Electrical outlets are often different depending on where you’re traveling so pack two adaptors. Check your voltage before you go, like your computer and your cell phone might not need a voltage adaptor, but just a plug that will fit into the different plugs. We like this universal adaptor. Don’t wait until too late to get this, as it might not be as easy to find as you think if you buy it locally. I suggest buying at least two weeks in advance to make sure it works. Luckily, the world is getting smaller, and when I forgot my adaptor in Paris, my friend went into the FNAC and snagged me a US to Europe adaptor by the time my train arrived in Lyon. Phew! What a good friend.
CASH IS KING
I’ve had more than a few instances where I arrived at a location abroad (outside of the US) and pulled my credit card out to pay, only to watch the clerk shake her head in disappointment with the message “no cards accepted here.” So when I was preparing for my month-long business/adventure in Japan, I preordered money from my bank. This allowed me to get the best exchange rate possible on a large sum of money. Of course, you can always get money out at the airport, but if you have the time, order it from the bank. I didn’t want to be stuck in Japan for a month without cash, just in case, I couldn’t get money out of the ATM.
Unfortunately, I wasn’t as prepared for a trip to Mexico. I went to four ATMs in Mexico City (not a small village!) before I found one that would give me my much-needed cash so I could buy beautiful silver jewelry and trinkets from all the fabulous vendors in the artisan market we had stumbled upon. Rick Steves, a professional traveler and travel podcaster, agrees that cash is the way to go, especially in Europe.
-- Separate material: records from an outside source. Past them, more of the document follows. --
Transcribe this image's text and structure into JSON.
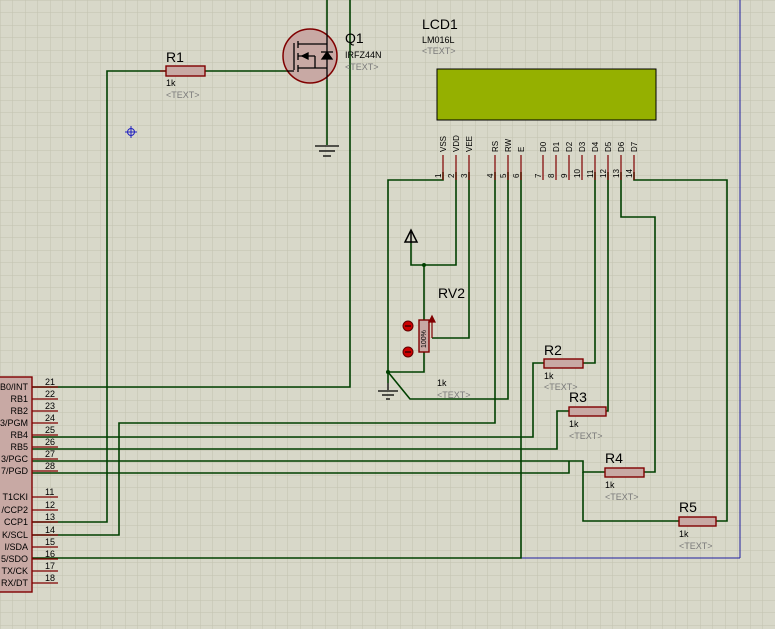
{
  "colors": {
    "background": "#d8d8c9",
    "grid": "#c2c2b0",
    "wire": "#004000",
    "component": "#800000",
    "resistor_fill": "#c8a9a4",
    "lcd_screen": "#95b000",
    "sheet_border": "#2020a0"
  },
  "icons": {
    "mosfet": "mosfet-symbol",
    "ground": "ground-symbol",
    "power": "power-terminal-symbol",
    "potentiometer": "potentiometer-symbol",
    "origin_marker": "crosshair-icon"
  },
  "q1": {
    "ref": "Q1",
    "part": "IRFZ44N",
    "text": "<TEXT>"
  },
  "lcd": {
    "ref": "LCD1",
    "part": "LM016L",
    "text": "<TEXT>",
    "pins": [
      {
        "name": "VSS",
        "num": "1"
      },
      {
        "name": "VDD",
        "num": "2"
      },
      {
        "name": "VEE",
        "num": "3"
      },
      {
        "name": "RS",
        "num": "4"
      },
      {
        "name": "RW",
        "num": "5"
      },
      {
        "name": "E",
        "num": "6"
      },
      {
        "name": "D0",
        "num": "7"
      },
      {
        "name": "D1",
        "num": "8"
      },
      {
        "name": "D2",
        "num": "9"
      },
      {
        "name": "D3",
        "num": "10"
      },
      {
        "name": "D4",
        "num": "11"
      },
      {
        "name": "D5",
        "num": "12"
      },
      {
        "name": "D6",
        "num": "13"
      },
      {
        "name": "D7",
        "num": "14"
      }
    ]
  },
  "r1": {
    "ref": "R1",
    "value": "1k",
    "text": "<TEXT>"
  },
  "r2": {
    "ref": "R2",
    "value": "1k",
    "text": "<TEXT>"
  },
  "r3": {
    "ref": "R3",
    "value": "1k",
    "text": "<TEXT>"
  },
  "r4": {
    "ref": "R4",
    "value": "1k",
    "text": "<TEXT>"
  },
  "r5": {
    "ref": "R5",
    "value": "1k",
    "text": "<TEXT>"
  },
  "rv2": {
    "ref": "RV2",
    "value": "1k",
    "text": "<TEXT>",
    "percent": "100%"
  },
  "mcu": {
    "pins": [
      {
        "name": "B0/INT",
        "num": "21"
      },
      {
        "name": "RB1",
        "num": "22"
      },
      {
        "name": "RB2",
        "num": "23"
      },
      {
        "name": "3/PGM",
        "num": "24"
      },
      {
        "name": "RB4",
        "num": "25"
      },
      {
        "name": "RB5",
        "num": "26"
      },
      {
        "name": "3/PGC",
        "num": "27"
      },
      {
        "name": "7/PGD",
        "num": "28"
      },
      {
        "name": "T1CKI",
        "num": "11"
      },
      {
        "name": "/CCP2",
        "num": "12"
      },
      {
        "name": "CCP1",
        "num": "13"
      },
      {
        "name": "K/SCL",
        "num": "14"
      },
      {
        "name": "I/SDA",
        "num": "15"
      },
      {
        "name": "5/SDO",
        "num": "16"
      },
      {
        "name": "TX/CK",
        "num": "17"
      },
      {
        "name": "RX/DT",
        "num": "18"
      }
    ]
  }
}
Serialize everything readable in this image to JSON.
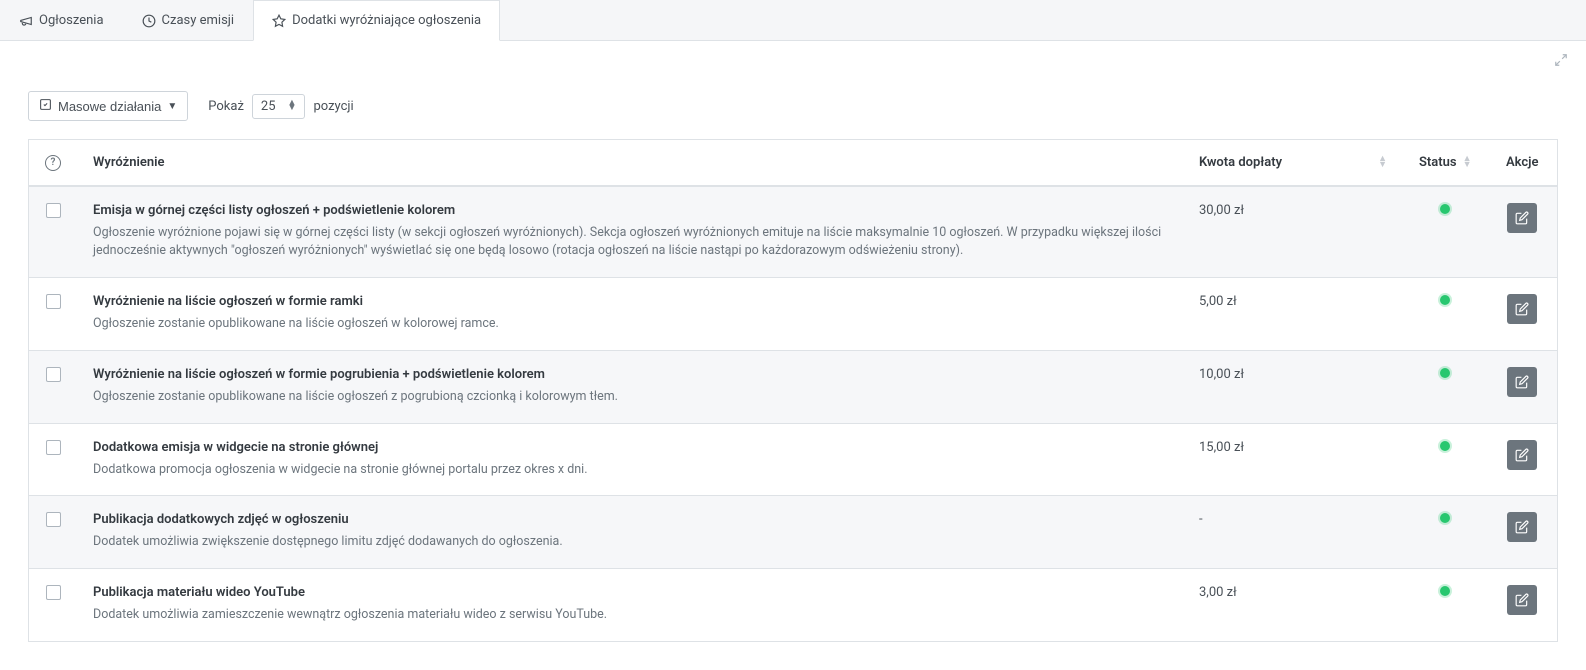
{
  "tabs": [
    {
      "label": "Ogłoszenia",
      "icon": "megaphone-icon"
    },
    {
      "label": "Czasy emisji",
      "icon": "clock-icon"
    },
    {
      "label": "Dodatki wyróżniające ogłoszenia",
      "icon": "star-icon"
    }
  ],
  "toolbar": {
    "bulk_actions_label": "Masowe działania",
    "show_label": "Pokaż",
    "entries_label": "pozycji",
    "page_size": "25"
  },
  "table": {
    "headers": {
      "highlight": "Wyróżnienie",
      "amount": "Kwota dopłaty",
      "status": "Status",
      "actions": "Akcje"
    },
    "rows": [
      {
        "title": "Emisja w górnej części listy ogłoszeń + podświetlenie kolorem",
        "description": "Ogłoszenie wyróżnione pojawi się w górnej części listy (w sekcji ogłoszeń wyróżnionych). Sekcja ogłoszeń wyróżnionych emituje na liście maksymalnie 10 ogłoszeń. W przypadku większej ilości jednocześnie aktywnych \"ogłoszeń wyróżnionych\" wyświetlać się one będą losowo (rotacja ogłoszeń na liście nastąpi po każdorazowym odświeżeniu strony).",
        "amount": "30,00 zł",
        "status": "active"
      },
      {
        "title": "Wyróżnienie na liście ogłoszeń w formie ramki",
        "description": "Ogłoszenie zostanie opublikowane na liście ogłoszeń w kolorowej ramce.",
        "amount": "5,00 zł",
        "status": "active"
      },
      {
        "title": "Wyróżnienie na liście ogłoszeń w formie pogrubienia + podświetlenie kolorem",
        "description": "Ogłoszenie zostanie opublikowane na liście ogłoszeń z pogrubioną czcionką i kolorowym tłem.",
        "amount": "10,00 zł",
        "status": "active"
      },
      {
        "title": "Dodatkowa emisja w widgecie na stronie głównej",
        "description": "Dodatkowa promocja ogłoszenia w widgecie na stronie głównej portalu przez okres x dni.",
        "amount": "15,00 zł",
        "status": "active"
      },
      {
        "title": "Publikacja dodatkowych zdjęć w ogłoszeniu",
        "description": "Dodatek umożliwia zwiększenie dostępnego limitu zdjęć dodawanych do ogłoszenia.",
        "amount": "-",
        "status": "active"
      },
      {
        "title": "Publikacja materiału wideo YouTube",
        "description": "Dodatek umożliwia zamieszczenie wewnątrz ogłoszenia materiału wideo z serwisu YouTube.",
        "amount": "3,00 zł",
        "status": "active"
      }
    ]
  }
}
Even though my cabbie in Munich was able to take my credit card, I just know he cursed me in German by the look on his face and the huffy way he pulled out his credit card machine.
LEARN A BIT OF THE LANGUAGE (AND I DO MEAN A BIT)
My trip to Germany was the first time I traveled to a country where I didn’t know anything in the local language. Since I speak English, Spanish, French and “OK” Japanese, I’ve been able to travel to South American, Europe, and Japan and converse fairly easily. But this was my first experience with knowing absolutely nothing. It was frustrating and I instantly regretted not learning at least the basics. Here is what I suggest: find out how they greet each other in that specific region or city; don’t necessarily go by the language they speak, as greetings can vary by region. In Munich, much to my surprise, they did not say ‘Good morning’ as I thought. Upon entering almost any store, everyone said, ‘Hah-lo!’ So I started repeating that in order to fit in.
Also, I suggest learning short phrases like, ‘I want’ and ‘I need’, ‘Where is’ and ‘How much?’ You don’t have to take a formal language training course, but just learn these four phrases so that you won’t feel completely out of place.
Of course, here at Fluency Corp, we want everyone to get fluent in a second language, but that’s not very realistic if you’re just traveling internationally for a four-day conference.
Lastly, don’t forget your earphones. The plane might have some and the airport definitely will, but we’re trying to save you $20 bucks for a tiny piece of plastic. We’ve paid this ridiculous amount before, and we don’t want to see you pay it.
Now with your phone, clothes, and accommodations all on-point, you can rest easy. Go enjoy that in-flight movie with the headphones you remembered, cell phone off (but with your portable charger in your carry-on, along with a suit and fresh-smelling toiletries for later), wearing your comfy plane sweater and relish the fact that you get to travel abroad for work. So cool!